“La carta d’identità dovrà contenere il consenso o il diniego della persona a donare i propri organi in caso di morte” è la nota diffusa dall’agenzia ANSA il 10 febbraio di quest’anno, sono le ore 20.56. L’ANSA faceva riferimento al decreto mille-proroghe. Dentro lì c’era anche una disposizione sul prelievo di organi. “Donare i propri organi in caso di morte” dice il decreto, per cominciare, non è un modo corretto di esprimersi. “Donare” si dovrebbe dire del padre che dà una parte del suo fegato al figlio perché non muoia e di tanti che donano un rene per liberare il marito o la moglie o i figli dall’essere schiavi della dialisi. Questi sono doni, davvero. Ma lasciare che i propri organi dopo la morte vengano utilizzati per il trapianto, non è “donare”, per donare ci vuole la volontà che non può essere prerogativa del cadavere.
In tanti Paesi democratici si chiede ai giovani di essere militari, ed è per legge. Capita che ci siano delle guerre e questi ragazzi muoiano “è giusto, è per proteggere il Paese” dicono tutti. Ma allo stesso modo non dovrebbe essere un dovere anche quello di lasciare i nostri organi quando a noi non servono più a chi ne ha bisogno per vivere? Oggi da noi soltanto uno su cinque di quelli che potrebbero guarire col trapianto riesce ad arrivarci. Tanti, troppi muoiono in lista d'attesa o passano il resto della loro vita legati a una macchina di dialisi. Dipende anche dal fatto che pochi dichiarano in vita di voler lasciare i propri organi. Molti semplicemente non ci pensano. Anche perché il trapianto è un problema per chi è malato o per quelli che ci lavorano, per la gente no, se ne parla poco o nulla. Se uno in vita non dice né sì né no per la nostra legge è considerato donatore (silenzio - assenso). Questo ha generato tante polemiche. La gente di leggi così non si fida.

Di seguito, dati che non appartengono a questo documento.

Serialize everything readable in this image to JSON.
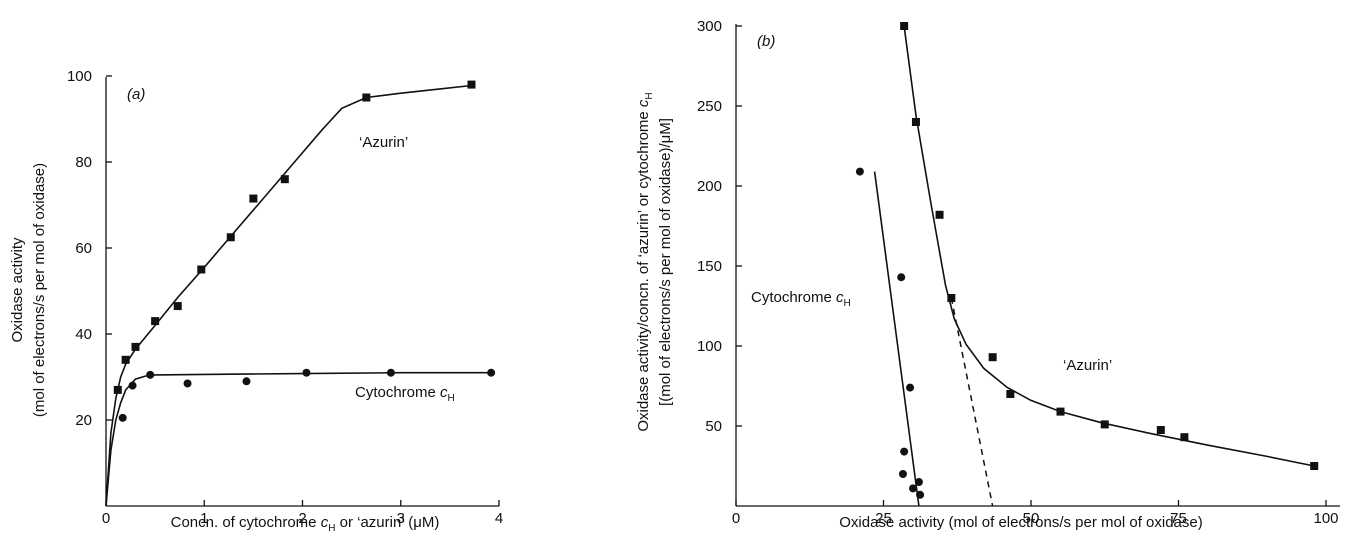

E allora per chi muore in rianimazione con gravi lesioni del cervello si finisce per dipendere dai parenti che tre volte su dieci negano il consenso al prelievo degli organi (non sanno, disposizioni in vita non ce n'erano).
Una legge come quella che aveva annunciato l’ANSA sarebbe preziosa. Al momento di rinnovare la carta d’identità ciascuno dovrà decidere se lasciare i propri organi dopo la morte a chi ne ha bisogno per vivere o se portarseli sottoterra. Otto italiani su dieci diranno sì. Al momento opportuno se ne terrà conto - dei sì e dei no - senza più polemiche. E chissà che un giorno di no non ce ne siano più.
Tutto bene allora? Purtroppo no. Non passano nemmeno 12 ore, è l’11 febbraio: “Donazione di organi, indietro tutta: non sarà obbligatorio indicarlo sul documento”. “Donazione organi: Governo frena su carta d’identità. La parola deve va sostituita con la parola può” (AGI News). Purtroppo è vero, il testo finale del decreto mille-proroghe dice “Chi lo vorrà potrà inserire nella carta d’identità l’indicazione sul consenso o il diniego a donare i propri organi in caso di morte”. Così non serve, è tutto come prima. “Chi vorrà potrà” vuol dire che tanti non diranno né sì, né no e che i familiari di chi non ha avuto occasione di esprimersi in vita potranno continuare a opporsi al prelievo degli organi per il trapianto.
E pensare che per un solo donatore in meno un grave cardiopatico muore, un adulto e un bambino ammalati di fegato perdono per sempre la possibilità di tornare a una vita normale e due malati di rene restano in dialisi. Per un “potrà” al posto che “dovrà” tanti continueranno a morire, per niente.